当然、そんな事になってしまった日には……火傷じゃ済まされない状態になってしまう事は言うまでもない!
……そう。
普通に……常識の上で言うのなら、間違いなくそう言う状況になる筈だった。
しかし、実際は違った。
「おぉぉぉっ! デッカイ花火みたい~! キレ~だね、か~たま!」
マグマの様な物は実際に周囲へと散らばる形で飛んでいたし、小粒程度ではあったが、私やアリンの身体にも付着していた。

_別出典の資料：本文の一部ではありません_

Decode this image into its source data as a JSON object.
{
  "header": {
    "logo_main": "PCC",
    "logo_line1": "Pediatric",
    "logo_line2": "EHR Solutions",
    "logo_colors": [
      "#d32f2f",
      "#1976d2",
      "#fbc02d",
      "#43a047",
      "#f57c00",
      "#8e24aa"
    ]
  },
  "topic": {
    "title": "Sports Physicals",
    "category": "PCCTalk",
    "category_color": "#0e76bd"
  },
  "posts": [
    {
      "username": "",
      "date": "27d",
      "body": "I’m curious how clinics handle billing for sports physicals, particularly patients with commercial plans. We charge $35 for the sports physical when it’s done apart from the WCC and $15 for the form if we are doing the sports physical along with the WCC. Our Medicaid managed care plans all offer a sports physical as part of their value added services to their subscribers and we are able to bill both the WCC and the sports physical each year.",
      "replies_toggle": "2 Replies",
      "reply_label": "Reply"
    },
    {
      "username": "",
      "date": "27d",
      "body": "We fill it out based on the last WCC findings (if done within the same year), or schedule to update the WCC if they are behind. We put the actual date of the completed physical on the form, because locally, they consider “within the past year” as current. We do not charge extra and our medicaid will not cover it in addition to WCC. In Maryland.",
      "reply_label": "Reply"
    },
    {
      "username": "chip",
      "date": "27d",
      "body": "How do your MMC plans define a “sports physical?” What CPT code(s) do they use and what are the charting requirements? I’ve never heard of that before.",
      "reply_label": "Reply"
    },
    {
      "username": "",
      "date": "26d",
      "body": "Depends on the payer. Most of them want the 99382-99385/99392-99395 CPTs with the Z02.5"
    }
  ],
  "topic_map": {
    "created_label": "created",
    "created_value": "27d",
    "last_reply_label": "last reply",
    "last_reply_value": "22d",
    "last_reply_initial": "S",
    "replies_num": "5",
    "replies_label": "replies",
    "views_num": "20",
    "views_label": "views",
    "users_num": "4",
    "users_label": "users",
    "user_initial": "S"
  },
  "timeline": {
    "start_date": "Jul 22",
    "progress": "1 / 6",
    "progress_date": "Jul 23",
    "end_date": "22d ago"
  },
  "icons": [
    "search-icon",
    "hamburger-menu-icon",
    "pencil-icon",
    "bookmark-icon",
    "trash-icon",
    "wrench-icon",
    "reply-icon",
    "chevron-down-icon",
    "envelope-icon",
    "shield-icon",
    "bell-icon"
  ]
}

この時点で大火傷は免れない筈なのだが……不思議な事に、全然熱くないのだ。
厳密に言うと、ほんのりと暖かくはあるんだが……マグマを直接触ったのなら暖かいで済む筈もなく、地肌に直接当たれば一瞬で肌が蒸発するレベルの熱量を誇っているのが常識でもある。
所がどうだ?
あのマグマに限って言うのであれば、恰も常温のマグマなんじゃないのか? と、有りもしない空想のマグマを予測してしまいたくなるまでに、暖かい程度で済んでいるのだ。
「……なんだ……これは?」
ポカンとなる事しか出来なかった。
他方、ここがダンジョンであると言う事を思い知らされる。
なんて事はない。
ダンジョンと言うのは、外の世界とは別の概念と言うか、ダンジョンの中でだけ適用されるダンジョンルールみたいな物がある。

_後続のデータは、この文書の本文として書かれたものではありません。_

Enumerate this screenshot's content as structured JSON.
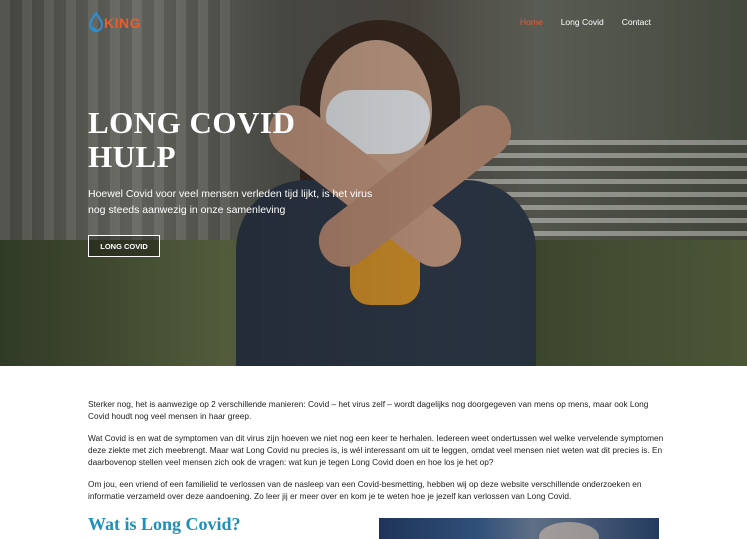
{
  "header": {
    "logo_text": "KING",
    "nav": [
      {
        "label": "Home",
        "active": true
      },
      {
        "label": "Long Covid",
        "active": false
      },
      {
        "label": "Contact",
        "active": false
      }
    ]
  },
  "hero": {
    "title_line1": "LONG COVID",
    "title_line2": "HULP",
    "subtitle": "Hoewel Covid voor veel mensen verleden tijd lijkt, is het virus nog steeds aanwezig in onze samenleving",
    "button_label": "LONG COVID"
  },
  "content": {
    "paragraphs": [
      "Sterker nog, het is aanwezige op 2 verschillende manieren: Covid – het virus zelf – wordt dagelijks nog doorgegeven van mens op mens, maar ook Long Covid houdt nog veel mensen in haar greep.",
      "Wat Covid is en wat de symptomen van dit virus zijn hoeven we niet nog een keer te herhalen. Iedereen weet ondertussen wel welke vervelende symptomen deze ziekte met zich meebrengt. Maar wat Long Covid nu precies is, is wél interessant om uit te leggen, omdat veel mensen niet weten wat dit precies is. En daarbovenop stellen veel mensen zich ook de vragen: wat kun je tegen Long Covid doen en hoe los je het op?",
      "Om jou, een vriend of een familielid te verlossen van de nasleep van een Covid-besmetting, hebben wij op deze website verschillende onderzoeken en informatie verzameld over deze aandoening. Zo leer jij er meer over en kom je te weten hoe je jezelf kan verlossen van Long Covid."
    ],
    "section_title": "Wat is Long Covid?"
  },
  "colors": {
    "accent": "#f05a28",
    "heading_blue": "#1e8fb8"
  }
}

例えば、外は昼間なのに、ダンジョンの中に入ったら夜になっていたり。
上に登った筈なのに、何故か下へと降りていたり。
西から太陽が昇る事だってある。
つまるに、外とは全く違う概念……そのダンジョンでだけ適用されるオリジナルの特殊な現象が当たり前の様に起こるのだ。

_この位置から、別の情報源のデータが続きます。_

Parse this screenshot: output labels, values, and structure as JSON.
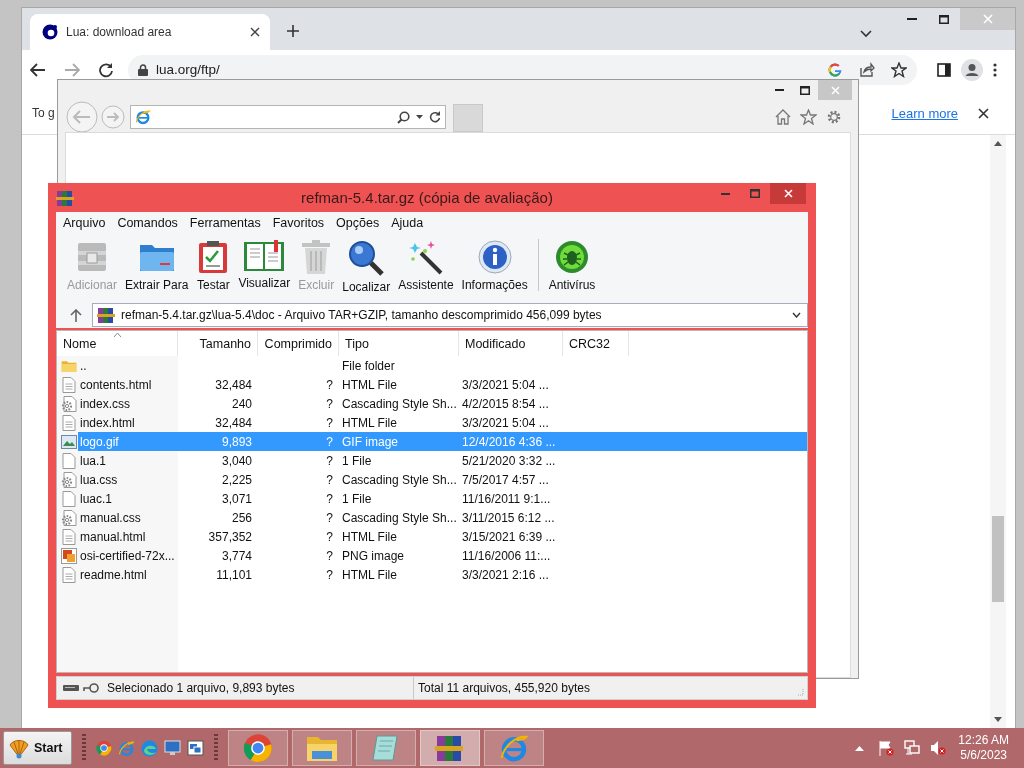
{
  "browser": {
    "tabs": [
      {
        "title": "Lua: download area",
        "selected": true
      }
    ],
    "address": "lua.org/ftp/",
    "infobar": {
      "text": "To g",
      "link": "Learn more"
    }
  },
  "archiver": {
    "title": "refman-5.4.tar.gz (cópia de avaliação)",
    "menu": [
      "Arquivo",
      "Comandos",
      "Ferramentas",
      "Favoritos",
      "Opções",
      "Ajuda"
    ],
    "toolbar": [
      {
        "label": "Adicionar",
        "kind": "add",
        "disabled": true
      },
      {
        "label": "Extrair Para",
        "kind": "extract",
        "disabled": false
      },
      {
        "label": "Testar",
        "kind": "test",
        "disabled": false
      },
      {
        "label": "Visualizar",
        "kind": "view",
        "disabled": false
      },
      {
        "label": "Excluir",
        "kind": "delete",
        "disabled": true
      },
      {
        "label": "Localizar",
        "kind": "find",
        "disabled": false
      },
      {
        "label": "Assistente",
        "kind": "wizard",
        "disabled": false
      },
      {
        "label": "Informações",
        "kind": "info",
        "disabled": false
      },
      {
        "label": "Antivírus",
        "kind": "antivirus",
        "disabled": false
      }
    ],
    "path": "refman-5.4.tar.gz\\lua-5.4\\doc - Arquivo TAR+GZIP, tamanho descomprimido 456,099 bytes",
    "columns": [
      "Nome",
      "Tamanho",
      "Comprimido",
      "Tipo",
      "Modificado",
      "CRC32"
    ],
    "rows": [
      {
        "kind": "folder",
        "name": "..",
        "size": "",
        "packed": "",
        "type": "File folder",
        "modified": "",
        "selected": false
      },
      {
        "kind": "doc",
        "name": "contents.html",
        "size": "32,484",
        "packed": "?",
        "type": "HTML File",
        "modified": "3/3/2021 5:04 ...",
        "selected": false
      },
      {
        "kind": "css",
        "name": "index.css",
        "size": "240",
        "packed": "?",
        "type": "Cascading Style Sh...",
        "modified": "4/2/2015 8:54 ...",
        "selected": false
      },
      {
        "kind": "doc",
        "name": "index.html",
        "size": "32,484",
        "packed": "?",
        "type": "HTML File",
        "modified": "3/3/2021 5:04 ...",
        "selected": false
      },
      {
        "kind": "gif",
        "name": "logo.gif",
        "size": "9,893",
        "packed": "?",
        "type": "GIF image",
        "modified": "12/4/2016 4:36 ...",
        "selected": true
      },
      {
        "kind": "plain",
        "name": "lua.1",
        "size": "3,040",
        "packed": "?",
        "type": "1 File",
        "modified": "5/21/2020 3:32 ...",
        "selected": false
      },
      {
        "kind": "css",
        "name": "lua.css",
        "size": "2,225",
        "packed": "?",
        "type": "Cascading Style Sh...",
        "modified": "7/5/2017 4:57 ...",
        "selected": false
      },
      {
        "kind": "plain",
        "name": "luac.1",
        "size": "3,071",
        "packed": "?",
        "type": "1 File",
        "modified": "11/16/2011 9:1...",
        "selected": false
      },
      {
        "kind": "css",
        "name": "manual.css",
        "size": "256",
        "packed": "?",
        "type": "Cascading Style Sh...",
        "modified": "3/11/2015 6:12 ...",
        "selected": false
      },
      {
        "kind": "doc",
        "name": "manual.html",
        "size": "357,352",
        "packed": "?",
        "type": "HTML File",
        "modified": "3/15/2021 6:39 ...",
        "selected": false
      },
      {
        "kind": "png",
        "name": "osi-certified-72x...",
        "size": "3,774",
        "packed": "?",
        "type": "PNG image",
        "modified": "11/16/2006 11:...",
        "selected": false
      },
      {
        "kind": "doc",
        "name": "readme.html",
        "size": "11,101",
        "packed": "?",
        "type": "HTML File",
        "modified": "3/3/2021 2:16 ...",
        "selected": false
      }
    ],
    "status_left": "Selecionado 1 arquivo, 9,893 bytes",
    "status_right": "Total 11 arquivos, 455,920 bytes"
  },
  "taskbar": {
    "start": "Start",
    "apps": [
      {
        "kind": "chrome",
        "selected": false
      },
      {
        "kind": "explorer",
        "selected": false
      },
      {
        "kind": "notepad",
        "selected": false
      },
      {
        "kind": "winrar",
        "selected": true
      },
      {
        "kind": "ie",
        "selected": false
      }
    ],
    "time": "12:26 AM",
    "date": "5/6/2023"
  }
}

この現象は、別にこのダンジョンだけが特別と言う訳でもなく、他のダンジョンでも割りと普通に起きていたりもする。
この世界に生きる冒険者であるのなら、暗黙の了解とも言えるレベルでもあった。
これら諸々を加味するのであれば、
「なるほど、あのマグマは触る事が出来る……って事か」
ういういさんが納得混じりに口を開いた。
私も同じ答えだ。
常識の上で行くのなら、生身の人間が炎に触る事など出来る筈もないし、マグマなんて触れば骨まで蒸発してしまう。
しかし、このダンジョンに限って言うのなら、その限りではないと言う事になる。